I shoot my arms like grappling hooks back around you and pull myself closer. Your face burrows into the side of my neck and your hot tears have gotten cold and send chills across my shoulders. The few remaining tears leak from your eyes and gather, sliding slowly down the front of my chest, dew drops rappelling down toward my stomach.
Your face tilts up a little, but you don't let go. Your mouth lilts up to my ear.
"Do you love me?"
"Do you love me?"
Your words and breath are warm and they pour into my head like a faucet of hot water into our clawfoot tub back home. It's cold outside, but it's warm in car, and feeling you huddled up against me like a down comforter makes me think of that first night you stayed over, how your feet got so cold because left the window open and the late October and you didn't put on socks because you fell asleep the second your head touched the pillow and you shivered throughout the night and clung to me like a dryer sheet and I didn't sleep for more than twenty minutes at a time because sleeping would make the time go by faster and every second passed was a second closer to you going home to your bed, to your blanket, to your bedside water bottle because, at this point, we didn't have our bed, our blanket, our bedside water bottle but here you still are, after everything, after all of our bad timing, all of our fights, all of our arguments and misunderstandings and the pain and everything we've had to work so hard to get past.
But we got past all of it.
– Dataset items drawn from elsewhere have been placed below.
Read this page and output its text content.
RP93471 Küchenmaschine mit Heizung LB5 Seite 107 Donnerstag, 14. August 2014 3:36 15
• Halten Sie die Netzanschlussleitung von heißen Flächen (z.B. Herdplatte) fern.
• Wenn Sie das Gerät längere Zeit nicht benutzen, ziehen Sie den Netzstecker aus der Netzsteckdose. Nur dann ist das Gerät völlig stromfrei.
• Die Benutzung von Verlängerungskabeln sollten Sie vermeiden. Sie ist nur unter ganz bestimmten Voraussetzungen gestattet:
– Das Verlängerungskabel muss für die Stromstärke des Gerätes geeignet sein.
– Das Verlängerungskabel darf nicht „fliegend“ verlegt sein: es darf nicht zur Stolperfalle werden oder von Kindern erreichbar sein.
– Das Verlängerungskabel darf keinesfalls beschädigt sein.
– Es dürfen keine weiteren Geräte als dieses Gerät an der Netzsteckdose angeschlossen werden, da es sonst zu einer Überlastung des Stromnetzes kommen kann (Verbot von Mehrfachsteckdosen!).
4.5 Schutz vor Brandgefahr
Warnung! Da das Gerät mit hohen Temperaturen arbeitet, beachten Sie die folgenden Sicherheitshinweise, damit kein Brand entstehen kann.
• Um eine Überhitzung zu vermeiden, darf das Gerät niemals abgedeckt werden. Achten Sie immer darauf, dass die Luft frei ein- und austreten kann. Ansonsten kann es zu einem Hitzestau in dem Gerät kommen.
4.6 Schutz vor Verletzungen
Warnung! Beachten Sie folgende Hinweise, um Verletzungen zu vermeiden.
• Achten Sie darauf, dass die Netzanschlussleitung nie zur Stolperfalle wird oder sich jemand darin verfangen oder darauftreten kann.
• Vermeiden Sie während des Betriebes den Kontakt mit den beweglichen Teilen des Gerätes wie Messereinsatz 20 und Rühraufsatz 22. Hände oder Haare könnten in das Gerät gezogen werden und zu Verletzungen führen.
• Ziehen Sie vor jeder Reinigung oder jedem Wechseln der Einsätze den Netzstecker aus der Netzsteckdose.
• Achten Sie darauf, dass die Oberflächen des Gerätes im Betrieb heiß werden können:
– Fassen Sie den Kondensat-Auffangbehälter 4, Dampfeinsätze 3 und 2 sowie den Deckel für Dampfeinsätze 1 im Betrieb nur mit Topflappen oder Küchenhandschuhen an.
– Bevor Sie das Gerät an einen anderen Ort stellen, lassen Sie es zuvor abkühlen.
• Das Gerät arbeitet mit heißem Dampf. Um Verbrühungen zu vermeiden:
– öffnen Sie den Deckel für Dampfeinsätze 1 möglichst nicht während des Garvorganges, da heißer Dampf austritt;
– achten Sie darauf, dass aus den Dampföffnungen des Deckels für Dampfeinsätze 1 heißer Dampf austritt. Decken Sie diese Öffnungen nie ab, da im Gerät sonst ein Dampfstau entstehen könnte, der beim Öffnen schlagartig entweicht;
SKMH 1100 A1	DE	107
We're here now. We've made it.
We've made it.
I kiss a tear from your cheek.
"Like the sun shines, darlin'."
I can't see, but I can feel your mouth's corners turn up just enough to be considered a smile. You squeeze. I squeeze back. Outside of occasional squeezes, we don't move for another ten minutes. The sun maintains its steady arc over the sky and helps dry some 10 AM dew from your passenger side window. Light's shining through again and it's bringing out the tint of your hair.
"I love you," you say. "I just want you to be held by you right now because I love you."
"Whatever you want." I can hear your pulse steady itself out. "We can keep going as soon as you're ready."
The silence is interrupted by your stomach grumbling like a garbage disposal. It shakes like an appropriately San Franciscan earthquake and you leap headfirst into a fit of giggles. I loosen my arms and start to pull back.
"No!" you laugh, "don't pull away! I'm not done hugging you!"
And, despite our loose itinerary, despite the plans we've made, the dogs we'll one day raise, the graduate degrees we'll both pursue, the lives we'll lead, I hope you never will be.